At the end of your post, include a short bio, in a paragraph of about 25 words, which describes you in third person. By all means, include a link to your solo-blog(s), if you have one(/them), and/or your Google profile or somesuch. If you are attending Harvard, let readers know. If you are ALL THAT, let readers know THAT. It is probably a good idea to compose a ‘standard’ bio blurb, which you can easily alter in the case of unusual posts you write that are better served by a bio blurb with a specific focus. But, please, don’t be weird about who you are. The purpose of the bio is for readers to understand where you’re coming from.

If you are a regular writer for this blog [as opposed to a less-frequent guest writer] it is asked that you put up a post at a frequency of no less than eight per year [which works out to about one every six or seven weeks]. You are certainly encouraged to post MORE frequently than that. If regular writers do not maintain a contribution load meeting minimum requirements, loss of gym membership is probable.

Please polish your work to a shiny gloss, before posting it.

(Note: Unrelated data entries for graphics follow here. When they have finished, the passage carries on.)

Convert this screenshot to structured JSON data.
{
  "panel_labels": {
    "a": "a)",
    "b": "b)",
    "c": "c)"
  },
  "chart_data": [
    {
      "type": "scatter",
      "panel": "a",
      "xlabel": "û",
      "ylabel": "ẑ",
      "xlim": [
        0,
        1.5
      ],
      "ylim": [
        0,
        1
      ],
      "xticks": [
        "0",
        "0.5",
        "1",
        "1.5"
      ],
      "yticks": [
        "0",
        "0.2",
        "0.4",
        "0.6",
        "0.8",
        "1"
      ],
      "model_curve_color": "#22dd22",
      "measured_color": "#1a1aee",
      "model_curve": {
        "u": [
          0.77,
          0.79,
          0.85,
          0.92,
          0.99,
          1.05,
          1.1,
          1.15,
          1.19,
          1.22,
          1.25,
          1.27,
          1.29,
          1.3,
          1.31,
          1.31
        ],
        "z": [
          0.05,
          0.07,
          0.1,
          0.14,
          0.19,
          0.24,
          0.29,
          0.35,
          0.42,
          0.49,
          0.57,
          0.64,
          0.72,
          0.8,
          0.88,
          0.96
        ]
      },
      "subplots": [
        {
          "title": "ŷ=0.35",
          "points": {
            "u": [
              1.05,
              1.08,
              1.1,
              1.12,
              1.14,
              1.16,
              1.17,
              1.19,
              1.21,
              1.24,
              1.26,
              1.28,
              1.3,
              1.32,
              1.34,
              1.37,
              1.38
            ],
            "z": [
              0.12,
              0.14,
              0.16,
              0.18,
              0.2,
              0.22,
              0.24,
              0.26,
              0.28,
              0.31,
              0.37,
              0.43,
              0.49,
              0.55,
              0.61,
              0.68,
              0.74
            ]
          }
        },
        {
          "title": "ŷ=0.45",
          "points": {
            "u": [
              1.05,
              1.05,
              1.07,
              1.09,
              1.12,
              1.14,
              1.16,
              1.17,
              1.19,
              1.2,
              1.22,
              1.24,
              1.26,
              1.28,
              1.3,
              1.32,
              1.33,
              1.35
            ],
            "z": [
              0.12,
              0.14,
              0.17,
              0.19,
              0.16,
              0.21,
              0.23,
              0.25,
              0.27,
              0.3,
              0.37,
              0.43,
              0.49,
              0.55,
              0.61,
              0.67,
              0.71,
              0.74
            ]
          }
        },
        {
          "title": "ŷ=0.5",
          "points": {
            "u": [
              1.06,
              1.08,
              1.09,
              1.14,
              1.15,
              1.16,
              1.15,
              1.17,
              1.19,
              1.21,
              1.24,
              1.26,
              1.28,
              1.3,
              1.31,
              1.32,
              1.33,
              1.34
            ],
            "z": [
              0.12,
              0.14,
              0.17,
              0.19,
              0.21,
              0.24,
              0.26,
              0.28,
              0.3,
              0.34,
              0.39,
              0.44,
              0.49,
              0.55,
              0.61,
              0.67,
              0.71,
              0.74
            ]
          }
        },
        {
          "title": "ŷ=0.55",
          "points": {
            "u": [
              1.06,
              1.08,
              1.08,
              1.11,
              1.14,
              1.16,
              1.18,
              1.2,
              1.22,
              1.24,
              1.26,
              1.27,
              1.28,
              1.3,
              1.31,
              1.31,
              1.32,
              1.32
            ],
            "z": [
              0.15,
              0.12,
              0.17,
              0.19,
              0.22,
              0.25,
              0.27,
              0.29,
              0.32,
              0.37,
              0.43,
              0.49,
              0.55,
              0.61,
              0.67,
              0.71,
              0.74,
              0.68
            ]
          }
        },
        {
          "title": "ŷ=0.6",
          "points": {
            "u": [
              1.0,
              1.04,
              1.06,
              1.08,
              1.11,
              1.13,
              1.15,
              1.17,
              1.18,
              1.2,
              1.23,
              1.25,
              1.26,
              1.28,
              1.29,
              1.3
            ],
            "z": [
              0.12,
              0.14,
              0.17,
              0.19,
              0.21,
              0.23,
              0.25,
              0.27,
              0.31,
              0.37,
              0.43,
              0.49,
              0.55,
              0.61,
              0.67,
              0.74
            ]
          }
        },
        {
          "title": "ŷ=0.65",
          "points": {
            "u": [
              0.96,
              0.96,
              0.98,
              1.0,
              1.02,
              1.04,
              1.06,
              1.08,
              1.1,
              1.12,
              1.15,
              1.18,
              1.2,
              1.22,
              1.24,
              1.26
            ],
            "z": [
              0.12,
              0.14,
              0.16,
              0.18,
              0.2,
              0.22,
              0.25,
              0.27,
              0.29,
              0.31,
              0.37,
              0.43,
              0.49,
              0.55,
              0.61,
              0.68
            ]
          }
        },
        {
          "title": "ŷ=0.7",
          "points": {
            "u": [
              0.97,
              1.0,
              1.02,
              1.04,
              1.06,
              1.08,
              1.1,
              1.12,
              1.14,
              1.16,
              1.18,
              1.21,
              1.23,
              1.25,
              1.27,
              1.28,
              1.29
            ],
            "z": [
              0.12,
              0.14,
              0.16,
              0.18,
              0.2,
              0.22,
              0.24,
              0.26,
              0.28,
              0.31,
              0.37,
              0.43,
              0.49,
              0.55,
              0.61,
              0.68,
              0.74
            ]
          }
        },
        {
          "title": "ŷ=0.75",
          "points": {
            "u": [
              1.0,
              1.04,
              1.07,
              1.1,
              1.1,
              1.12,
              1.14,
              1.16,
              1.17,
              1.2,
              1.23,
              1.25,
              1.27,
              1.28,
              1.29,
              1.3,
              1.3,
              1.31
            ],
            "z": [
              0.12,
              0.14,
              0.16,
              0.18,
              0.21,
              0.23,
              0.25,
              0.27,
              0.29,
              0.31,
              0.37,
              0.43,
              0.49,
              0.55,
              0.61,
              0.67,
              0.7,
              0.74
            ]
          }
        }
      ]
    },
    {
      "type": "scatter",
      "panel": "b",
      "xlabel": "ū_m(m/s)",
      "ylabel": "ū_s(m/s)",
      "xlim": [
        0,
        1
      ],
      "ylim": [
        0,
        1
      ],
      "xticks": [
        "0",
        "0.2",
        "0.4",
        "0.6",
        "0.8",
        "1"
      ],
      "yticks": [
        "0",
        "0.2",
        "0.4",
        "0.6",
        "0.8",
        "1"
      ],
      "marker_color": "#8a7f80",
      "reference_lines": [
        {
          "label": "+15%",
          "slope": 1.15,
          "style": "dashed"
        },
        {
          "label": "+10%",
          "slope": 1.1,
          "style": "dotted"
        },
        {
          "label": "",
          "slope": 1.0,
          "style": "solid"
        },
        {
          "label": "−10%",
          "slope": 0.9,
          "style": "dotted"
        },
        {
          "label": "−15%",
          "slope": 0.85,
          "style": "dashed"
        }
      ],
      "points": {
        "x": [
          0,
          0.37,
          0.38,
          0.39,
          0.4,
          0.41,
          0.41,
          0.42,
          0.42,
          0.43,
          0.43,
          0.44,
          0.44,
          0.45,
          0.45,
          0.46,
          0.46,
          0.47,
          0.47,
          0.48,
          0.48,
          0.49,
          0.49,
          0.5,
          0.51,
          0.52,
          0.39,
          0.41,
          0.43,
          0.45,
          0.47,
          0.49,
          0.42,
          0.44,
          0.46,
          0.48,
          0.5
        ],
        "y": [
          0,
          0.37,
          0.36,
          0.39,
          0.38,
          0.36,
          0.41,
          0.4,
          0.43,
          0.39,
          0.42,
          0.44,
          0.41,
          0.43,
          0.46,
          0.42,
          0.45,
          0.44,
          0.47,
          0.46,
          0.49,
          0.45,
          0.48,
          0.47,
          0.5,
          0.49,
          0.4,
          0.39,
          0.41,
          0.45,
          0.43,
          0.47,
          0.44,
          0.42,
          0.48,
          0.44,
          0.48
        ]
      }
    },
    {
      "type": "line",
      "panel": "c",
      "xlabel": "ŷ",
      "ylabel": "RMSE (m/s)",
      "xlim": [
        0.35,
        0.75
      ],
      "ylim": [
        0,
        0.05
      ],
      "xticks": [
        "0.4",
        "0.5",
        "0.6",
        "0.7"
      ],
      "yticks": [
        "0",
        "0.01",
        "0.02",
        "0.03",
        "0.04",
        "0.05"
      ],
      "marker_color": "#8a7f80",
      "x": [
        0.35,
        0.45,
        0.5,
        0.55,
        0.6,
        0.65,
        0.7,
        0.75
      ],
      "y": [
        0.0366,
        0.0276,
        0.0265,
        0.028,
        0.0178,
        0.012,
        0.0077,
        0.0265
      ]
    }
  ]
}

We aim for excellence for our discriminating readers, and sometimes achieve it. If you don’t require the best from yourself, loss of use of the limo service is probable.

If you are at a loss for something to write, here is a suggestion for a perfect blogpost:
Focus on a single idea and write about it in 700 words. Imposing a length restraint can be helpful. Seven hundred words is somewhat magical. For one thing, seven is a lucky number. Seven hundred is also the approximate length in words of columns of New York Times political writers. Too many fewer than 700 words leaves an essay underdeveloped. An essay of too many more than 700 words gets draggy and drifts off topic. Besides, many readers have short attention spans. After 700 words, instead of maintaining their stare at your words, they begin to look for the refrigerator . Said pithily: Find your topic. Dive into the heart of it. Get out, and get on with life. And also include some kind of picture. Readers like pictures.
Re-posting material that you have written for some other publisher or blog is OK.

If you do re-use material, here is what’s best:
Use something old, pull it out of your computer and dust it off. It will need a complete refurbishing. Bring what’s old hat up-to-date. Make changes such that it is in the style of how you write today, with all your increased wisdom and wonderfulness. Freely make changes even to the point of turning your opinions of things completely around. Don’t be shy -- or lazy. Do what you must to make what was old new, fresh and exciting . At the end of the piece, focus on pith and write something like: A different version of this post first appeared in The New Yorker as “Abraham Lincoln was a Buddha.”